Vess plucks another sausage from the display rack, neatly chews off the end of the plastic wrapper, and slides the tube of meat out of the package. He inserts the shorter sausage (missing the Asian's bite) into the wrapper and twists the end shut. He puts this in his pocket with the videotape-for Ariel.

He pays for the sausage that he threw away, making change from the open register drawer.

On the counter is a telephone. He unplugs it from the jack and smashes the keypad with the butt of the shotgun.

Now he goes shopping.

* * *

Chyna was relieved when the lights went off, frightened by the hammering, and then alert in the subsequent silence.

She had crept out of the cooler-lighted aisle and returned to her shelter at the end of the shelf row, where she had quietly peeled open the cardboard-and-plastic package that contained the disposable cigarette lighter. While the overhead fluorescents had been on and the flickering flame couldn't betray her, she had tested the lighter, and it had worked.

Now she clutched this pathetic weapon and prayed that the killer would finish whatever he was doing-maybe looting the cash register and just, for God's sake, get out of here. She didn't want to have to go up against him with a Bic butane. If he stumbled onto her, she might be able to take advantage of his surprise, thrust the lighter in his face, and give him a nasty little burn-or even set his hair on fire-before he recoiled. More likely, his reflexes would be uncannily quick; he'd knock the lighter out of her hand before she could do any damage.

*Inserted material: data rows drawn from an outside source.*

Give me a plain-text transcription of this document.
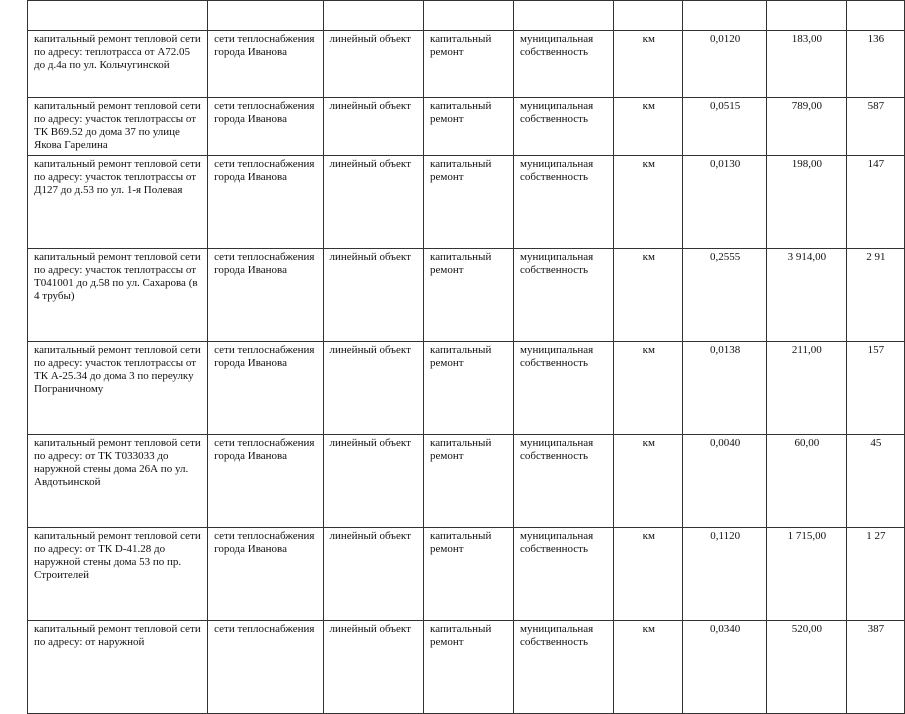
капитальный ремонт тепловой сети по адресу: теплотрасса от А72.05 до д.4а по ул. Кольчугинской	сети теплоснабжения города Иванова	линейный объект	капитальный ремонт	муниципальная собственность	км	0,0120	183,00	136
капитальный ремонт тепловой сети по адресу: участок теплотрассы от ТК В69.52 до дома 37 по улице Якова Гарелина	сети теплоснабжения города Иванова	линейный объект	капитальный ремонт	муниципальная собственность	км	0,0515	789,00	587
капитальный ремонт тепловой сети по адресу: участок теплотрассы от Д127 до д.53 по ул. 1-я Полевая	сети теплоснабжения города Иванова	линейный объект	капитальный ремонт	муниципальная собственность	км	0,0130	198,00	147
капитальный ремонт тепловой сети по адресу: участок теплотрассы от Т041001 до д.58 по ул. Сахарова (в 4 трубы)	сети теплоснабжения города Иванова	линейный объект	капитальный ремонт	муниципальная собственность	км	0,2555	3 914,00	2 91
капитальный ремонт тепловой сети по адресу: участок теплотрассы от ТК А-25.34 до дома 3 по переулку Пограничному	сети теплоснабжения города Иванова	линейный объект	капитальный ремонт	муниципальная собственность	км	0,0138	211,00	157
капитальный ремонт тепловой сети по адресу: от ТК Т033033 до наружной стены дома 26А по ул. Авдотьинской	сети теплоснабжения города Иванова	линейный объект	капитальный ремонт	муниципальная собственность	км	0,0040	60,00	45
капитальный ремонт тепловой сети по адресу: от ТК D-41.28 до наружной стены дома 53 по пр. Строителей	сети теплоснабжения города Иванова	линейный объект	капитальный ремонт	муниципальная собственность	км	0,1120	1 715,00	1 27
капитальный ремонт тепловой сети по адресу: от наружной	сети теплоснабжения	линейный объект	капитальный ремонт	муниципальная собственность	км	0,0340	520,00	387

Even if she burned him, she would gain only precious seconds to turn and flee. Hurting, he would come after her, and with his long legs, he would be swift. Then the outcome of the race would depend on whether her terror or his insane rage was the greater motivating force.

She heard movement, the creak of the counter gate, footsteps. Half nauseated from protracted fear, she was gloriously heartened when it seemed that he was leaving.

Then she realized that the footsteps were not crossing toward the door at the front of the store. They were approaching her.

She was squatting on her haunches, back pressed to the end panel of the shelf row, not immediately sure where he was. In the first of the three aisles, toward the front of the store? In the center aisle immediately to her left?

No.

The third aisle.

To her right.

He was coming past the coolers. Not fast. Not as if he knew that she was here and intended to whack her.

Rising into a crouch but staying low, Chyna eased to the left, into the middle of the three passages. Here the glow from the coolers, one row removed, bounced off the acoustic-tile ceiling but provided little illumination. All the merchandise was shelved with shadows.

She started forward toward the cashiers' counter, thankful for her soft-soled shoes-and then she remembered the packaging from which she had extracted the Bic lighter. She'd left it on the floor where she'd been squatting at the end of the shelf row.

He would see it, probably even step on it. Maybe he would think that earlier in the night some shoplifter had slipped the lighter out of the packaging to conceal it more easily in a pocket. Or maybe he would know.

Intuition might serve him as well as it sometimes served Chyna. If intuition was the whisper of God, then perhaps another and less benevolent god spoke with equal subtleness to a man like this.

She turned back, leaned around the corner, and snatched up the empty package. The stiff plastic crinkled in her shaky grip, but the sound was faint and, luckily, masked by his footsteps.

He was at least halfway down the third aisle by the time she started forward along the second. But he was taking his time while she was scuttling as fast as she could, and she reached the head of her aisle before he arrived at the end of his.

At the terminus of the shelf row, instead of a flat panel like the one at the far end, there was a freestanding wire carousel rack holding paperback books, and Chyna nearly collided with it when she turned the corner. She caught herself just in time, slipped around the rack, and sheltered against it, between aisles once more.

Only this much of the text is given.